Eric Boehm of Reason derided the legislation as "an inflation-combatting ... bill that doesn't combat inflation," while Brad Polumbo said on Fox News that the bill is "basically Build Back Better 2.0" and that giving it a new name was akin to "put[ting] lipstick on a pig."

Kevin D. Williamson argued in National Review that any emissions reductions the bill manages to produce will come at too great a cost, especially considering that emissions are already declining "[t]hanks in large part to the economic displacement of coal by natural gas in electricity generating — which is to say, thanks to fracking."

Stephens objected to the drug pricing reform, claiming that "[p]rice controls inevitably lead to less innovation."

Not far enough?

Some of the bill's supporters were disappointed by how much Democrats had slashed from the Build Back Better Act to win Manchin's vote. "For all the justified celebration, the bill exposes a persistent blind spot pertaining to transportation," David Zipper wrote for Slate. Specifically, Zipper explained, the legislation dropped a BBB tax credit that would have given Americans up to $900 to buy e-bikes. "Beyond the emissions benefits, a shift from driving to e-biking also improves public health ... and helps reduce traffic deaths ... It's hard to think of a mobility innovation whose benefits are so myriad," he wrote.

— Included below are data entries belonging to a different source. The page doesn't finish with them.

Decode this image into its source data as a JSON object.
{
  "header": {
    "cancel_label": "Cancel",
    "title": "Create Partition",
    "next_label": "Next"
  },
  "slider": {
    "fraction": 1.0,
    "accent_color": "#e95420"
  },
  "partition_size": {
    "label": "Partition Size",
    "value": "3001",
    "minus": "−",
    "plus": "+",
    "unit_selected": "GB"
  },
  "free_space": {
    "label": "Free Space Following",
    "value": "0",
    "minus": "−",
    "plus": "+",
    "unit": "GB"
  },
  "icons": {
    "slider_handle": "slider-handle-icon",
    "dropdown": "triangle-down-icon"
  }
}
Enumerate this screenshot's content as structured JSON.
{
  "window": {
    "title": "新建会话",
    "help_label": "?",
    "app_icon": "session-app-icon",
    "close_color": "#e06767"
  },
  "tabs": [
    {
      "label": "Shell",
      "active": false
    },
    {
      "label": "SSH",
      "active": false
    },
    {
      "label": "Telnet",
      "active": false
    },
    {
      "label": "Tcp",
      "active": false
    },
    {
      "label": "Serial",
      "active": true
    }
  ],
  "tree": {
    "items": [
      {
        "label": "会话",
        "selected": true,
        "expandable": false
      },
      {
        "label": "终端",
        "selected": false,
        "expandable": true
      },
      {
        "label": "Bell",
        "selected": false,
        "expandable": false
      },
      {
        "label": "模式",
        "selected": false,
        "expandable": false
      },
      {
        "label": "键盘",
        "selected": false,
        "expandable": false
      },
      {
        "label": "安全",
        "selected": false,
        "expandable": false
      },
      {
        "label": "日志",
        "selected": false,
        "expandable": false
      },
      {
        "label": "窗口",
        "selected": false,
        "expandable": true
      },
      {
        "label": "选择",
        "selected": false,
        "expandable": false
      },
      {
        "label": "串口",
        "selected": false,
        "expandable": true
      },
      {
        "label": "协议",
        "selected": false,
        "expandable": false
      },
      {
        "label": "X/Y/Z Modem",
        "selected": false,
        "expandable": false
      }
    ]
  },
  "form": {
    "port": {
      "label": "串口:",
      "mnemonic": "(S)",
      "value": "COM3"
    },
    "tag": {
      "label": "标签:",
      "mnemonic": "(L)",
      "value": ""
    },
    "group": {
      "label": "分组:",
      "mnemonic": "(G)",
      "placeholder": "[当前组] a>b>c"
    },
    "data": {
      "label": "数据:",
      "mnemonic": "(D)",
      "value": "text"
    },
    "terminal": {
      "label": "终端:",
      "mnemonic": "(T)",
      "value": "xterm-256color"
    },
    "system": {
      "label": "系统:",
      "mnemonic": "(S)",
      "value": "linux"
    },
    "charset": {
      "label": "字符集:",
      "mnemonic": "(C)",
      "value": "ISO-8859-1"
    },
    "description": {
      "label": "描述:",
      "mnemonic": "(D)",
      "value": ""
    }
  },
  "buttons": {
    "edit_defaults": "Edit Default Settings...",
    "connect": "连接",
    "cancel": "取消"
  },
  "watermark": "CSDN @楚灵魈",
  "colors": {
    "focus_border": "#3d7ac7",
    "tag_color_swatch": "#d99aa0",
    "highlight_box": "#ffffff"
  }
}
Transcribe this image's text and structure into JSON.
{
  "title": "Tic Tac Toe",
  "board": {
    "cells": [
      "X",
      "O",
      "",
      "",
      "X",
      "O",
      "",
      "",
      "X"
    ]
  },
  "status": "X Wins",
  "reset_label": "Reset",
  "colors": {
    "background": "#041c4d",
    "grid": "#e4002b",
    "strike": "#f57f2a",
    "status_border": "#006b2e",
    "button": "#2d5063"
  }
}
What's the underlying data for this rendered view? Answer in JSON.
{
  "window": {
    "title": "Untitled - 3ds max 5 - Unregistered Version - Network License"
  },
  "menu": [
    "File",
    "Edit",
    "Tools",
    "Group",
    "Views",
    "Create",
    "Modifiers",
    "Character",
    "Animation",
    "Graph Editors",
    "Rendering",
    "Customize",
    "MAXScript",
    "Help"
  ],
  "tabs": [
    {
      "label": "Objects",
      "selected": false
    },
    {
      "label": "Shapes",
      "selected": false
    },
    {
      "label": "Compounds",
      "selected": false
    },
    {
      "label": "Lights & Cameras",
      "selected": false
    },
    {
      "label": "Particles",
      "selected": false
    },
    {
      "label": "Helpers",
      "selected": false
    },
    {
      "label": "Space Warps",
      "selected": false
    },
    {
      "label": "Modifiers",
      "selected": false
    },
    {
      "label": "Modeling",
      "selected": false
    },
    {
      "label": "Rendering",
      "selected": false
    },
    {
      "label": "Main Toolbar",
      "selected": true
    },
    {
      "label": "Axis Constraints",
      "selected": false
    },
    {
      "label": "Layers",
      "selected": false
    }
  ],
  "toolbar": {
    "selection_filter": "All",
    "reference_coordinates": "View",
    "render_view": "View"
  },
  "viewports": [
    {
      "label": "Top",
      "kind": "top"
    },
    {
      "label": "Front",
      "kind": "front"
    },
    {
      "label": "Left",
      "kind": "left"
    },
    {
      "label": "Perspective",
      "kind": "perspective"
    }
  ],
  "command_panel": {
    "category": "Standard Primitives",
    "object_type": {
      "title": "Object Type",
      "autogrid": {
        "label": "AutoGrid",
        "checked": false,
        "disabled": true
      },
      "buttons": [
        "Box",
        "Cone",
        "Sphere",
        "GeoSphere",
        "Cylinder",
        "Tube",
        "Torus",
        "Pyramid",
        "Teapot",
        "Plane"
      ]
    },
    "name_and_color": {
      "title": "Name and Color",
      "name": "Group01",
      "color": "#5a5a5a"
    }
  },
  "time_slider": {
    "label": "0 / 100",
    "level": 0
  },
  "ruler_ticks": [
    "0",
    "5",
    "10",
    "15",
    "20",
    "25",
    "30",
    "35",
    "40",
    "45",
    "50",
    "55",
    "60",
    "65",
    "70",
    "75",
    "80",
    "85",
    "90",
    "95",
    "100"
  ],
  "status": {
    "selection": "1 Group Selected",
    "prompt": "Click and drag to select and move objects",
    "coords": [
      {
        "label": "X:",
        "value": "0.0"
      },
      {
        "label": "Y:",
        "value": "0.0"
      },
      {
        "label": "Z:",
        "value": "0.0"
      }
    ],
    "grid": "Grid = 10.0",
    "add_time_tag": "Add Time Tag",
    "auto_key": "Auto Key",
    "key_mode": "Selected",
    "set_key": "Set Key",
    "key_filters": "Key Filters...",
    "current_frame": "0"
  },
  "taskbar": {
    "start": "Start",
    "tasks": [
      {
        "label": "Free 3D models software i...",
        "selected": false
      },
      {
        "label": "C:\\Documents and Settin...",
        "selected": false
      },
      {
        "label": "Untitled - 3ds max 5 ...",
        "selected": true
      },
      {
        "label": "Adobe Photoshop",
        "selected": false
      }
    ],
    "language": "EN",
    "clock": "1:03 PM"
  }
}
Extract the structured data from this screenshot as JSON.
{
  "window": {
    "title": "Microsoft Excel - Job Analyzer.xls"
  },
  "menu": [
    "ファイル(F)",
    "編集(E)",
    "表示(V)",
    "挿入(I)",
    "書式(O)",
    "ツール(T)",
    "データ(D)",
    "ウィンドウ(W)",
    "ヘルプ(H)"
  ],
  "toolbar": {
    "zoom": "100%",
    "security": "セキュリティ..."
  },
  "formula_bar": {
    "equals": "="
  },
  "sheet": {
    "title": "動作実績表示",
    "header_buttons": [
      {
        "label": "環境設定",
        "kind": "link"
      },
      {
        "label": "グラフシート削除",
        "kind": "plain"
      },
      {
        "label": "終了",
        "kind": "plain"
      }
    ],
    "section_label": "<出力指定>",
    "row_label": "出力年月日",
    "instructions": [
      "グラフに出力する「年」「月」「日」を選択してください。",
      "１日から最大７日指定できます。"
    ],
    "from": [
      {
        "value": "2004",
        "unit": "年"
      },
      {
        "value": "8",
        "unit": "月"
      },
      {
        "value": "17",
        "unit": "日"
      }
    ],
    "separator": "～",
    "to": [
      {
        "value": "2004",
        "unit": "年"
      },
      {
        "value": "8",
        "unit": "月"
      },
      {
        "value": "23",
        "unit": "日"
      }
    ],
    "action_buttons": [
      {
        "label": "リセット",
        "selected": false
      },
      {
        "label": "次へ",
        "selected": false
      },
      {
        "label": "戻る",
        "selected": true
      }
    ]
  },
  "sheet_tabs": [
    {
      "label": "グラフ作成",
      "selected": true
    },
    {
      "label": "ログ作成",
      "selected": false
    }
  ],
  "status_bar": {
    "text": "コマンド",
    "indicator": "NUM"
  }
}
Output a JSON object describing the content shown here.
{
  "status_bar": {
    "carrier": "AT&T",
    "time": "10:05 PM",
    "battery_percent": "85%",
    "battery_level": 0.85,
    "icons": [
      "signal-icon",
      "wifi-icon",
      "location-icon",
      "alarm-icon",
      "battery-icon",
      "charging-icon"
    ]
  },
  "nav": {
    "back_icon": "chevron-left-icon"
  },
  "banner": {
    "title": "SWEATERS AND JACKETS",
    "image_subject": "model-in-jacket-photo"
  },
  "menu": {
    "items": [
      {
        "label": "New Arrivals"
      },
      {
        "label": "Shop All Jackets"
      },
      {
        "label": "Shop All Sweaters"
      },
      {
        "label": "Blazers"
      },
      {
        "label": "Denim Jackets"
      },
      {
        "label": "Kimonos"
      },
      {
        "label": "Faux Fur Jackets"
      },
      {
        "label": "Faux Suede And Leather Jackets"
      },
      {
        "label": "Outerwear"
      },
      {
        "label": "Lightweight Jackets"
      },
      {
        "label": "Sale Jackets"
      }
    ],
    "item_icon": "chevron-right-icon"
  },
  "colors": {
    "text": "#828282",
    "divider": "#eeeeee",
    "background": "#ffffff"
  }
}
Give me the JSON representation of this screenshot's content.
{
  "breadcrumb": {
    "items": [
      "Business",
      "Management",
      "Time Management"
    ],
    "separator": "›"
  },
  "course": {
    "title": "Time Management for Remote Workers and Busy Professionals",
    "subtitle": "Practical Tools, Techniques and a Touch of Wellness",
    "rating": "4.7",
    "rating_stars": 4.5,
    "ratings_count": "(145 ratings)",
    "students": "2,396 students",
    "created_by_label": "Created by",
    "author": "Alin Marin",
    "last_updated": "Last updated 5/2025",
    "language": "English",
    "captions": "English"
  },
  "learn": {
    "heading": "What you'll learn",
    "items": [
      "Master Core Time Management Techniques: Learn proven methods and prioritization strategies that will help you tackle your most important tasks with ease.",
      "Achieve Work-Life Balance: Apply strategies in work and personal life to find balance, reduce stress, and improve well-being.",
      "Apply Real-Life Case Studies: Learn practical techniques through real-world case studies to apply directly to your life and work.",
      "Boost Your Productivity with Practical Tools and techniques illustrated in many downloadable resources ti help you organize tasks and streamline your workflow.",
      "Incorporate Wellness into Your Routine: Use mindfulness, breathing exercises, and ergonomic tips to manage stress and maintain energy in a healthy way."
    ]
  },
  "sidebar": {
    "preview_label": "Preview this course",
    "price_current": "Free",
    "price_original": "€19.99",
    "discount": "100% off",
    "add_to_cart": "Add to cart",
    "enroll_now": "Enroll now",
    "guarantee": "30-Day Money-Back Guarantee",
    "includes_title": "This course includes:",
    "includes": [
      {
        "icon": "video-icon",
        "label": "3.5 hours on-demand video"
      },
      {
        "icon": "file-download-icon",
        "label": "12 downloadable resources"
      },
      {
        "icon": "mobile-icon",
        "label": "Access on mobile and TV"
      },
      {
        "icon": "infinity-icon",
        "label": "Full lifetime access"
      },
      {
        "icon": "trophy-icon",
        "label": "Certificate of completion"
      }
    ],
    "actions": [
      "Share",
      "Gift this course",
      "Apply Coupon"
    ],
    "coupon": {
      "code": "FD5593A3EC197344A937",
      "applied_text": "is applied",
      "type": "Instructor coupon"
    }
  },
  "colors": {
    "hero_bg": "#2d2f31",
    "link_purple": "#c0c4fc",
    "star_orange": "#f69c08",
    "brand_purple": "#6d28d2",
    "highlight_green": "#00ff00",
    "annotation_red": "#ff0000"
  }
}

Li Zhou conceded in Vox that the bill could have been more ambitious. With the passage of the Inflation Reduction Act, climate emissions are expected to be 40 percent lower in 2030 than they were in 2005, 10 points short of the goal set by the 2015 Paris Agreement. Still, Zhou wrote, the legislation is "a long way from the bleak picture last week" before Manchin came on board.

Even Williamson, no friend of the Manchin-Schumer bill, called it a "cowardly" piece of legislation that relies on "subsidies for politically connected business interests" and "handouts to upper-middle-class urban progressives" instead of doing the hard work of reining in the fossil fuel industry. "[T]he proposition that we are going to get the outcomes the Green New Dealers want simply by shoveling great heaping gobs of money to Democrats' political allies without any painful new regulation or taxes is one that deserves a great deal of skepticism," he wrote.